I know that some of us have given up on that desire to be a ballerina, a fireman, a baker, or even Robin Hood. But I don't remember ever giving up the dream or desire to be happy. It takes a bit more than an extra Oreo, or a warm puppy to make me smile these days, but the basics remain the same. I want to be happy, I want to share my happiness with someone, and I want them to share their happiness with me. But what exactly is this happiness I'm pursuing? Is it money, cars, big houses, and lots of cash? Is it some zen-like sea or tranquility where I'm one with the universe and the conversation of crickets? Is it a bubble that two people create that excludes the world around them? Is my happiness the equal to someone else's? Are we supposed to be looking for our matching opposite, like a big emotional love & happiness infused Lego-like block of human being?

What happens when it doesn't work out? Are we only allotted one try? Is it like we are only entitled to one true love- one true happiness? So when it's gone it's gone are we then to begin a carousel of settling, accepting, shrugging our shoulders with a meta-physical "Meh!"? Who sets up these rules? Is there a book, a tablet, a scroll . . . something carved in stone? Most importantly, is there an appeals process? Can I talk to a supervisor? Will someone be taking anything I say under advisement? What is the lesson that we are supposed to be taking away from this?

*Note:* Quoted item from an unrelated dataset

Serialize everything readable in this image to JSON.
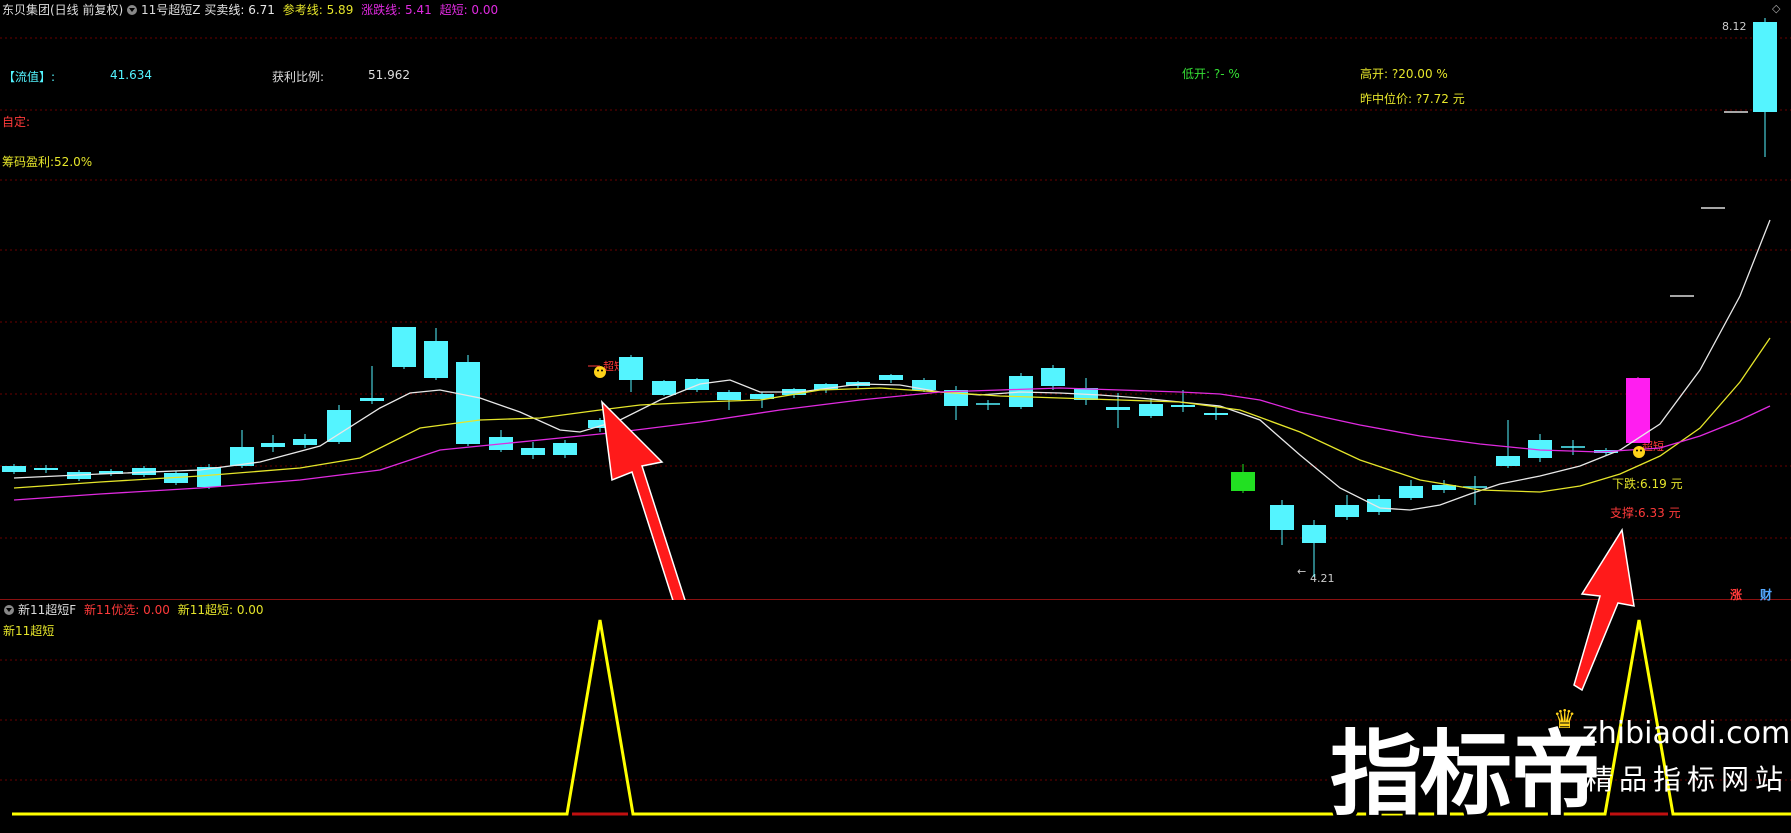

I say that happiness, much like love, is in the eye of the beholder. Happiness is what we create for ourselves, not what we settle for or is foisted upon us. I believe that dreams do not come with an expiration date, the colours may change and the co-starring role may change, but a dream is something you hold true within the depths of your heart. That moment, that glimmer of magic that will make your heart catch, your breath go deep, your brain to recognize that this is what you have been waiting for. I don't believe that someone will come along and give you happiness, or that by their simply being will begin your happiness. I believe that happiness is something you give yourself, it's a chance you take, it's finding the magic within yourself to make your heart soar. And then, only then can you share that gift with someone else, with the world. You have to be happy with yourself before you can try to make someone else happy, or else you will resent them for taking your gift and you won't feel you've gotten anything in return.

Maybe what we bump up against during our dreams are the roadblocks we create because we don't believe we're entitled to that happiness.
Fasten your seat belt . . . this is going to get interesting.